Still, the factors
that all agree upon are history, tradition and hunger. In 1910 the
establishment of the boys' high school championship in Kingston began a century
of track obsession in Jamaica. Wint and McKenley finished one-two in the '48
Olympic 400 in London and proved that the easiest sport for a poor kid to
embrace could actually pay off in education, riches and fame.
Cuthbert has
another reason to believe Fraser is clean: the fear of violence. Jamaica, with
its gun culture, machetes in many houses, the harsh treatment commonly meted
out to homosexuals and others who fly in the face of society, has one of the
highest murder rates in the Western Hemisphere. Sprinting is so important, some
officials suggest, that Bolt would be killed if he tested positive.
Hearing that,
Cuthbert doesn't even blink. "Jamaicans will chop guys," she says.
"They love their sportsmen when they are doing well, and if not?
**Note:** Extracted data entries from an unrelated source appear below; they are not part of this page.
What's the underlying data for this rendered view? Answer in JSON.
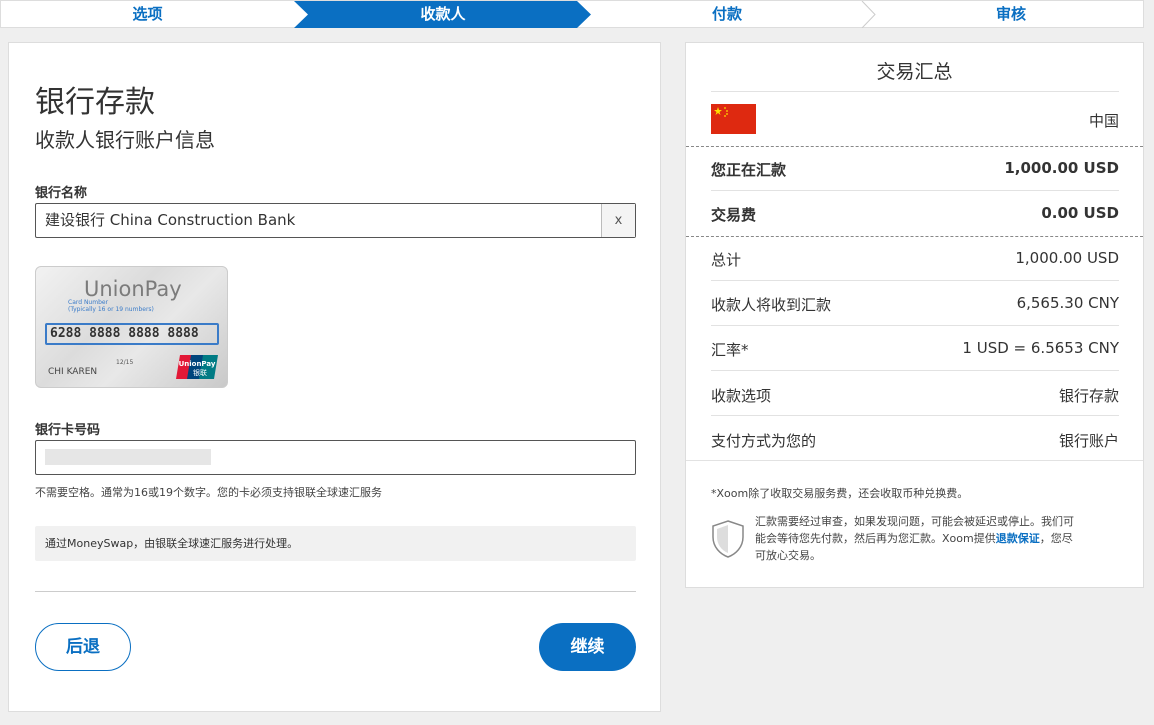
{
  "steps": [
    {
      "label": "选项"
    },
    {
      "label": "收款人"
    },
    {
      "label": "付款"
    },
    {
      "label": "审核"
    }
  ],
  "colors": {
    "brand": "#0a6fc2",
    "active_step_text": "#ffffff",
    "flag_red": "#de2910"
  },
  "form": {
    "title": "银行存款",
    "subtitle": "收款人银行账户信息",
    "bank_label": "银行名称",
    "bank_value": "建设银行 China Construction Bank",
    "clear_glyph": "x",
    "card": {
      "brand": "UnionPay",
      "hint_line1": "Card Number",
      "hint_line2": "(Typically 16 or 19 numbers)",
      "number": "6288 8888 8888 8888",
      "valid": "12/15",
      "name": "CHI  KAREN",
      "logo_top": "UnionPay",
      "logo_bottom": "银联"
    },
    "card_number_label": "银行卡号码",
    "card_number_value": "",
    "hint": "不需要空格。通常为16或19个数字。您的卡必须支持银联全球速汇服务",
    "info": "通过MoneySwap，由银联全球速汇服务进行处理。",
    "back_label": "后退",
    "continue_label": "继续"
  },
  "summary": {
    "title": "交易汇总",
    "country": "中国",
    "rows_top": [
      {
        "key": "您正在汇款",
        "value": "1,000.00 USD"
      },
      {
        "key": "交易费",
        "value": "0.00 USD"
      }
    ],
    "rows": [
      {
        "key": "总计",
        "value": "1,000.00 USD"
      },
      {
        "key": "收款人将收到汇款",
        "value": "6,565.30 CNY"
      },
      {
        "key": "汇率*",
        "value": "1 USD = 6.5653 CNY"
      },
      {
        "key": "收款选项",
        "value": "银行存款"
      },
      {
        "key": "支付方式为您的",
        "value": "银行账户"
      }
    ],
    "footnote": "*Xoom除了收取交易服务费，还会收取币种兑换费。",
    "guarantee_text": "汇款需要经过审查，如果发现问题，可能会被延迟或停止。我们可能会等待您先付款，然后再为您汇款。Xoom提供",
    "guarantee_link": "退款保证",
    "guarantee_tail": "，您尽可放心交易。"
  }
}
If someone
like Bolt should come up [positive]? He probably would have to move."
WE ARRIVE in
Falmouth, capital of the parish of Trelawny, three hours later, legs jellied by
the snaking pass that pretends to be a road. We're still decompressing when
Leon (Jacko) Jackson shows up with papers in hand. Jacko, a former junior coach
and a friend of the Bolt family, presents them without explanation. But the
papers are a clear message for Carl Lewis: a photocopy of a 2003 article
detailing Bolt's year-by-year schoolboy dominance—evidence that his greatness
is nothing new.
Frater and the
disgraced Mullings grew up in Trelawny. But on our way up to Bolt's town,
Sherwood Content, nine miles away, Jacko confirms that, yes, before Usain the
best sprinter to come out of the parish was Ben Johnson, busted for steroids
after winning the Olympic 100 in 1988. Johnson's family immigrated to Canada
when he was 15 and always came back to visit. But it took a few years for Ben
to come back after Seoul.
"People had
mixed feelings," Jacko says. "Some believe he was tricked, because Ben
believed in his coach, Charlie Francis. But Ben wasn't tricked. It was offered
to him, and he took it. He looked like Hulk, his eyes were red and
yellow."
Jacko directs us
through Sherwood Content's leafy downtown, where pavers hustle to finish the
street in time for Bolt's return. Mist rises out of the surrounding hills. We
creep along for a few minutes, then stop at a country shop with no sign but a
dozen AIDS posters stapled to the outside walls. NUH TEK NUH CHANCE, instructs
one. USE A CONDOM EVERY TIME!
Wellesley Bolt,
proprietor, visibly sags when he hears who we are. "I don't see why I
should interview with the Americans!" he cries, but then he sits and
doesn't bristle at being asked questions. Carl Lewis, he says, is jealous and
wrongheaded. He doesn't understand raw talent. Before Usain strained at the
tape to set the world record in the 200, Wellesley hadn't ever seen his son
dip. His son had never needed to. "And you haven't seen the best of Bolt
yet," Wellesley says.
A woman walks in.
Wellesley rushes behind the counter. He sells garlic and potatoes, spices,
chips, assorted meats and things you don't want to see: cow foot; pig hocks,
neck and back; fish head. Another woman steps through the door: He weighs out
yams, bags them up.
His son got 10
scholarship offers to run in the States, Wellesley says when he returns. Usain
turned them down: Too many Jamaican runners burn out over there, running every
weekend. Usain went to UTech briefly, then decided to concentrate on running
full time. His dad is worried more about sabotage.